Use containers and organizers creatively
- Whenever possible, use a single, preferably closed, container for similar items or items that are used together, so that visually they appear as ONE item instead of MANY. (i.e. a box for photos, a basket for toys in the living room, a stand-alone pantry for office supplies and educational toys and books if you use those or a pencil cup for writing utensils.)
- Put all spare change in a jar or bank. No more pennies hiding under the couch cushions or quarters on the counter! PRO TIP: Keep a jar in the laundry area to put spare change and bills in from pockets. Then, when it is full, use the money to buy yourself something nice. Finders keepers, amiright?
- Use an inexpensive shoe organizer on closet doors to maximize small-item storage. I usually say don’t by organizers until you’ve decluttered, but this is one exception I will make. I have a shoe organizer in my pantry for all the little things my son needs for projects or outdoor play, or potentially hazardous supplies that I don’t want just lying around for him to easily access. For instance, our Krazy glue and permanent markers are on the very top row of the shoe organizer. Some cleaning supplies are in the middle. And his storage with glow sticks and kids scissors and random little toys is on the bottom.

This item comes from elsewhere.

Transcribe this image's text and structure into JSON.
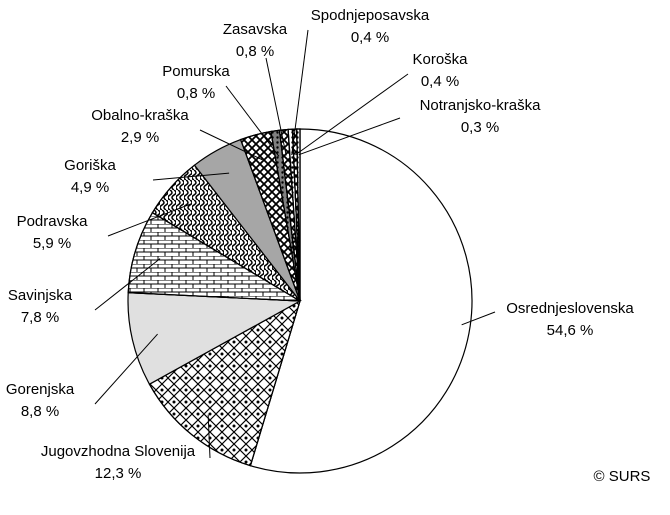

- Use trays and bowls to put items you need to keep out and accessible sorted and organized. There’s something magical about how a simple tray holding items can make a desk or table or counter seem instantly tidier! PRO TIP: You don’t even need to spend money if you have some serving trays being stored in your cupboards. I once used a cheese and cracker tray I got as a wedding present to store my hairbands and jewelry on my dresser.
The bottom line
To sum up: start by decluttering the stuff you won’t even miss. Things like old mismatched socks and expired coupons. Or, if you have that under control at the moment, practice some methods to retrain your mind to think like a declutterer. Write out your goals. Ask for accountability, put these back where they belong, make simple swaps to create less clutter. Then be creative with your organizing. Use over the door shoe organizers, trays, and bowls to separate items attractively but keep them accessible. And come back to find new tips you might not have tried yet as you have the time. You’re worth it.
This was just what I needed, working on moving soon and really need to downsize unneeded junk! This will go a long way in helping me keep my focus!
Yay! Yes, moving is definitely an impetus for decluttering. It certainly motivated me over the years.